Li, David Leiwei. Imagining the Nation: Asian American Literature and Cultural Consent. Asian America. Stanford, Calif: Stanford University Press, 1998.
Li investigates the relation between As-Am exclusion and national formation, taking Asian American Literature as a site of cultural contestation and a means to subvert the dominant national narrative. So far, so conventional. But then Li moves from the heterogeneity of As-Ams to As-Am as abject and as object, and how As-Americans frequently moved through these roles in the object/abject dyad.
I see a great deal of this book as a precursor to Nguyen’s Race and Resistance, and Li’s ideas seem to be well placed as a transition between Lowe and Nguyen, where “Asian American formation is a problem in citizenship, which must be resolved through radical divorce of racial inheritance and national competence” (36).
“the object” as model minority and alienated subject seemed to dominate As-Am studies until Frank Chin’s insistence of As-Am as the “abject”, and in this sense, Chin’s project actually helps national formation by providing an “abjected object” to the nationalist narrative, and putting the abject into an anthology that accepts certain presuppositions dominant in the current racial formation–use of the English Language, for example.
In this sense, “Fifth Chinese Daughter” has been devalued for its eagerness to please “whiteness”, though Chin on the other hand is also addressing “whites” in his angry diatribes, and in a multiculturalist agenda, “pleases them”. So too does Kingston’s “Woman Warrior” help to reveal China’s status as an ancient, fantastic “blueprint” always abjected to the US national narrative.

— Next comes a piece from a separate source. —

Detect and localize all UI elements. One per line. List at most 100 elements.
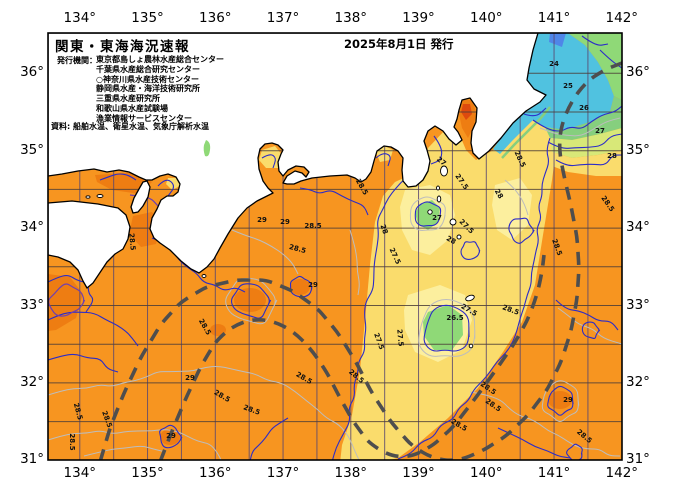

The best part of this book is Li’s interpretation of my favorite As-Am novel, Kingston’s “Tripmaster Monkey”, as a novel that redefines the styles of national narrative–a heteroglossic, furious and dazzling legerdemain. This narrative creates a “sense” of ethnic battlegrounds and contestations, emphasizes itself as a work of individual lived experience that does not claim the burden of full representation of arbitrary pigeonholes (like As-Am) but has those burdens forced upon the text by critics like Chin. Kingston channels the burden of collectivity and shoves it aside as an unnecessary preoccupation with ethnic cultural identity.
Li goes through Jasmine (insists on its status as romance) and insists that the discourse of racial solidarity is actually intrinsic racism for it does not contemplate using race as a basis for inflicting harm (Appiah), noting that to bell hooks, “it is always the non-white who is guilty of essentialism” (121).
M. Butterfly (my favorite contemporary play!) makes an appearance as a confrontation with both Chinese emasculation and the legerdemain of “tripmaster”, when the butterfly turns out to be male, “sexploiting” the French “Pinkerton”.
The second half of Li’s text is similar to Kingston’s ending to Tripmaster Monkey, a diatribe against ethnic cultural politics:
Identity politics: these individuals seek their own gain and therefore do not represent the community, and their cultural claim is more or less arbitrary.
“Ambiguity of agent”: illusion of freedom on one hand, and acting for the agent of someone else on the other. Agency as mutually constitutive of author and audience, or representation disappears.
Representation: depends on full participation in nation-state, and demands an intensity of needs for help–must be active, otherwise “they” cannot be represented.
As-Am: Era of Nationalism, feminism, and the current era of heteroglossia, which is flawed for the same reasons that Nguyen extrapolates: the rising middle-class of AsAm is constantly ignored and becomes vilified, while As-Am as academic prospect is self-legitimizing, employing race as an arbitrary form of empowering collective. Empowering against what?–against the interests of other As-Ams. (I know, I keep using the hyphen…)
Li now attempts to understand an oncoming era of As-Am studies as focusing on:
Neoracism: (Balibar) not biological hereditary by insurmountably of cultural differences, exposing “tolerance thresholds” that demands minorities keep within their respective cultural boundaries.
Neoconservatism (Omi and Winan): Race as individual problem and choice, not collective, as it destroys collectivity and erases history.
Boutique Multiculturalism (Stanley Fish): The sacrifice of needs for white interest in consumer ethnicities,–also “consumer multiculturalism”.
While Post-Structural As-Am insisted on difference, it was a difference within certain interests and determinate goals. Rather, Li advocates a different type of multiculturalism that necessitates “real difference”.